Secretary of State Rex Tillerson spent an unannounced visit to Afghanistan outlining elements of a peace strategy he says the Trump administration will commit to, on a conditional basis.

"It's not an unlimited commitment. He's also made it clear it's not a blank-check commitment," Tillerson told reporters who had landed with him at Bagram Air Force Base on Monday.

Among strategies to end the conflict, Tillerson emphasized anti-corruption reforms, which he said Afghan President Ashraf Ghani assured him would continue. The secretary also invited members of the Taliban who would "renounce violence" to the negotiating table.

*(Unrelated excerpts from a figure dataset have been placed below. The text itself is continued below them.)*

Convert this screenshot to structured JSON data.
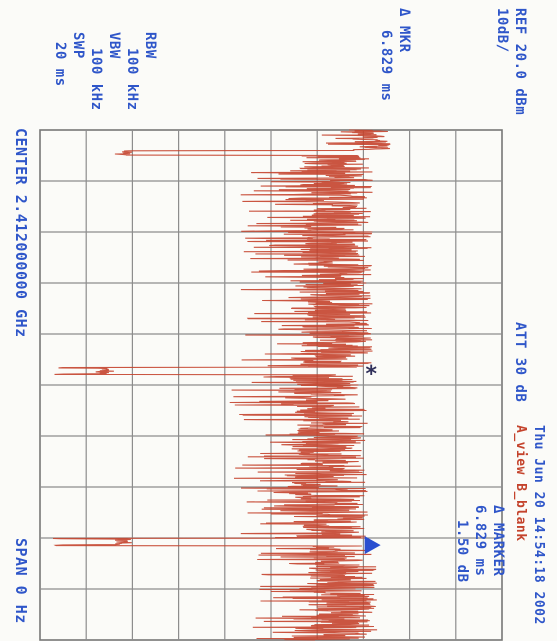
{
  "header": {
    "ref": "REF 20.0 dBm",
    "scale": "10dB/",
    "delta_mkr_label": "Δ MKR",
    "delta_mkr_value": "6.829 ms",
    "rbw_label": "RBW",
    "rbw_value": "100 kHz",
    "vbw_label": "VBW",
    "vbw_value": "100 kHz",
    "swp_label": "SWP",
    "swp_value": "20 ms",
    "att": "ATT 30 dB",
    "datetime": "Thu Jun 20 14:54:18 2002",
    "title_line": "A_view B_blank",
    "marker_panel": {
      "title": "Δ MARKER",
      "time": "6.829 ms",
      "level": "1.50 dB"
    }
  },
  "footer": {
    "center": "CENTER 2.412000000 GHz",
    "span": "SPAN 0 Hz"
  },
  "colors": {
    "trace": "#c4432c",
    "text_blue": "#2f56c9",
    "grid": "#888888",
    "marker_blue": "#2a4fd0"
  },
  "chart_data": {
    "type": "line",
    "xlabel": "",
    "ylabel": "",
    "grid": true,
    "ref_level_dbm": 20.0,
    "db_per_div": 10,
    "vertical_divisions": 10,
    "horizontal_divisions": 10,
    "sweep_ms": 20,
    "x_unit": "ms",
    "y_unit": "dBm",
    "bursts": [
      {
        "start_ms": 0.0,
        "end_ms": 0.8,
        "level_dbm": -4,
        "spread_db": 9
      },
      {
        "start_ms": 1.0,
        "end_ms": 9.3,
        "level_dbm": -8,
        "spread_db": 16
      },
      {
        "start_ms": 9.6,
        "end_ms": 16.0,
        "level_dbm": -9,
        "spread_db": 17
      },
      {
        "start_ms": 16.3,
        "end_ms": 20.0,
        "level_dbm": -7,
        "spread_db": 15
      }
    ],
    "gap_pulses": [
      {
        "at_ms": 0.9,
        "level_dbm": -64
      },
      {
        "at_ms": 9.45,
        "level_dbm": -68
      },
      {
        "at_ms": 16.15,
        "level_dbm": -64
      }
    ],
    "noise_floor_dbm": -76,
    "markers": [
      {
        "name": "reference",
        "symbol": "*",
        "time_ms": 9.45
      },
      {
        "name": "delta",
        "symbol": "▼",
        "time_ms": 16.28,
        "delta_ms": 6.829,
        "delta_db": 1.5
      }
    ]
  }
}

"There are, we believe, moderate voices among the Taliban, voices that do not want to continue to fight forever, they don't want their children to fight forever," said Tillerson.

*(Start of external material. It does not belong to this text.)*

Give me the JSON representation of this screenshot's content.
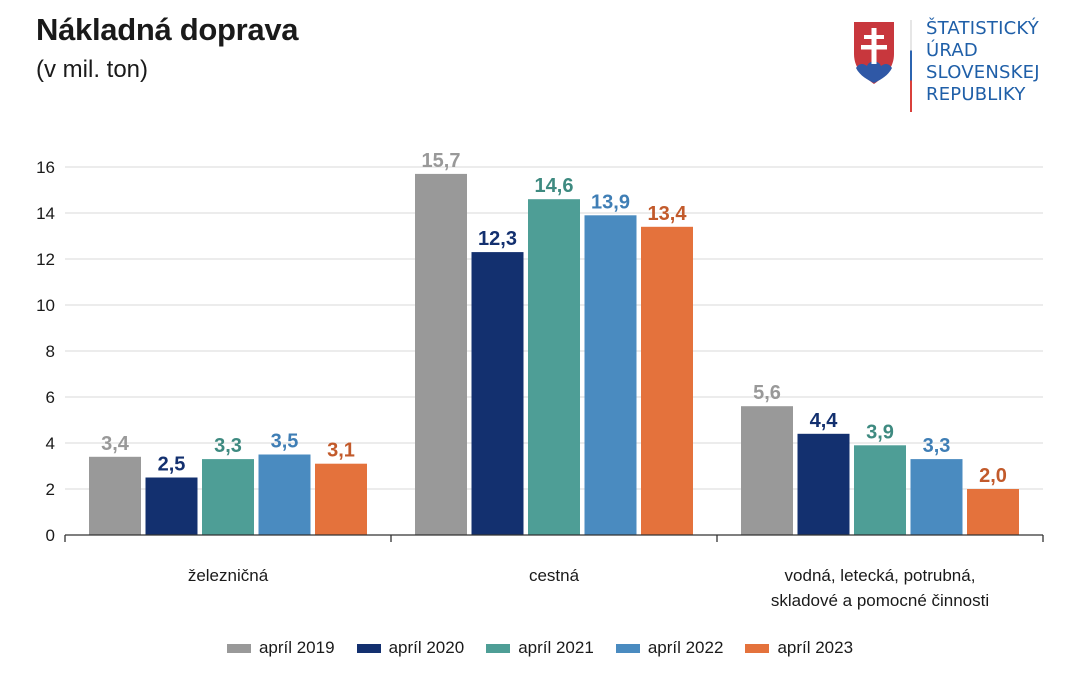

Unsurprisingly, Tillerson set his sights on Pakistan, which the Trump administration has made a key part of its Afghanistan strategy.

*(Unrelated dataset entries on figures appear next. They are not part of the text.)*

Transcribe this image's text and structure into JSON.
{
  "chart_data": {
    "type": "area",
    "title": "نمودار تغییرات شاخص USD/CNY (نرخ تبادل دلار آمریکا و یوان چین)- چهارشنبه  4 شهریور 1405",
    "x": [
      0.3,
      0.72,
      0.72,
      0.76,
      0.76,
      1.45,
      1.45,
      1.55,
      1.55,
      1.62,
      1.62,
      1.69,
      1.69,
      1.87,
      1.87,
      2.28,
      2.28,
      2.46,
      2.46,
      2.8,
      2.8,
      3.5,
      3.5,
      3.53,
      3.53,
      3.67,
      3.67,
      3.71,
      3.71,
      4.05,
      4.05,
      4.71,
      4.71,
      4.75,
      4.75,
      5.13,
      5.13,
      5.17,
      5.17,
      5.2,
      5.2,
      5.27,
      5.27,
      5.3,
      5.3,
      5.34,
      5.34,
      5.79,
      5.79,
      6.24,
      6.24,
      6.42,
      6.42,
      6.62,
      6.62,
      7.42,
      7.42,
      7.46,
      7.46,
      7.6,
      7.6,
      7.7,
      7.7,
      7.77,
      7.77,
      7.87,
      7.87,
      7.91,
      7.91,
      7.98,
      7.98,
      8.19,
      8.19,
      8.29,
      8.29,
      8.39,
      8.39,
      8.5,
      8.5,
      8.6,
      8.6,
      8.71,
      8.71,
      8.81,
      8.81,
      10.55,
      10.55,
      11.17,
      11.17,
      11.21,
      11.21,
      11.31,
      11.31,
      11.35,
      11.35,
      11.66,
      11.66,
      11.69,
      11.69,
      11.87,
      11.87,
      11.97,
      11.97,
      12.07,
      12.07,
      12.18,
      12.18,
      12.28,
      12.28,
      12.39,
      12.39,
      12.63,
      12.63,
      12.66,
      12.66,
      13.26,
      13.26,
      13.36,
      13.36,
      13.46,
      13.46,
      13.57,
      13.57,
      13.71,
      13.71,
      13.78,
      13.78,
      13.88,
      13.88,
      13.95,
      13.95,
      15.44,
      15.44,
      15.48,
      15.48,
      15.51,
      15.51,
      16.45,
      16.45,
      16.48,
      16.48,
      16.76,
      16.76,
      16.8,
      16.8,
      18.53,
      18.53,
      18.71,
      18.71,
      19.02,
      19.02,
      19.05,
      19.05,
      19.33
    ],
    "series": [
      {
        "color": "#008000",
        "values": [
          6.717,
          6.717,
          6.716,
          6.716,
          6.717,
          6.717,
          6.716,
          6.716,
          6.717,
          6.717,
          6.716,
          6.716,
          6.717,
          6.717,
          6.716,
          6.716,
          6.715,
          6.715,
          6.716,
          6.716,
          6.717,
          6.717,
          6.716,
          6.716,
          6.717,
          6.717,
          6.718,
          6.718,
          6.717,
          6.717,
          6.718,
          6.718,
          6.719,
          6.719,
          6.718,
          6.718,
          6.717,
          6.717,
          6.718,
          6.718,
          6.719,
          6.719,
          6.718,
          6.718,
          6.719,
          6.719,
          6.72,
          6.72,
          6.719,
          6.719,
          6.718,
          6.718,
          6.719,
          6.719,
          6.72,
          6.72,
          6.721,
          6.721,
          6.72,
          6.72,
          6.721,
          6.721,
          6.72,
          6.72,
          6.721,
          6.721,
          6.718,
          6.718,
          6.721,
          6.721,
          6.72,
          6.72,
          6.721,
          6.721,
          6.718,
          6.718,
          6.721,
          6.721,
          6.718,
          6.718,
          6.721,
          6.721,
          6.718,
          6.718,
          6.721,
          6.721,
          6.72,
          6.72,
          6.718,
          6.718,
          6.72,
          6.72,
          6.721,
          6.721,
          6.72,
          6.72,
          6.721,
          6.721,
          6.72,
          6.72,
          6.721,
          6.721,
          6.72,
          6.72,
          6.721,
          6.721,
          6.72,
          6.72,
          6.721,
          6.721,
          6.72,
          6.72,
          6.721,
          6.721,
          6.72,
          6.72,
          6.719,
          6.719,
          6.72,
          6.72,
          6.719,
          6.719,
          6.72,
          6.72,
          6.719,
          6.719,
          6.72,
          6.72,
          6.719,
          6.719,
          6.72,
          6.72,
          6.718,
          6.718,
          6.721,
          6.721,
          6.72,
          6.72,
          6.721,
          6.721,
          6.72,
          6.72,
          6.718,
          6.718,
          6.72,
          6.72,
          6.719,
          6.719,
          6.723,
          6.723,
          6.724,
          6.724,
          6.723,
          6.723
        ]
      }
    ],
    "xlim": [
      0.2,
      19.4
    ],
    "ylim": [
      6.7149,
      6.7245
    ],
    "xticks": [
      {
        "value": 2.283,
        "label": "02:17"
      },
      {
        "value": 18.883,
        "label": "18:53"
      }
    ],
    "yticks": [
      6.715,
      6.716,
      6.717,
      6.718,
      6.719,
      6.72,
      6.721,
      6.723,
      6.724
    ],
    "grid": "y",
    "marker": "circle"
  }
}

"The secretary says he's also pushing Pakistan to deny safe haven to the Taliban and other terrorist groups," NPR's Michele Kelemen, who's traveling with Tillerson, tells our Newscast unit.

According to Michele, Tillerson says "Pakistan needs to, I think, take a clear-eyed view of the situation that they are confronted with in terms of the number of terrorist organizations that find safe haven inside of Pakistan."

Tillerson, who is on a week-long trip that began in Saudi Arabia and will also take him to Pakistan and India, arrived without public announcement due to security concerns. Last month, an unannounced visit to Afghanistan by Defense Secretary James Mattis was marked by a rocket attack on the airport in Kabul.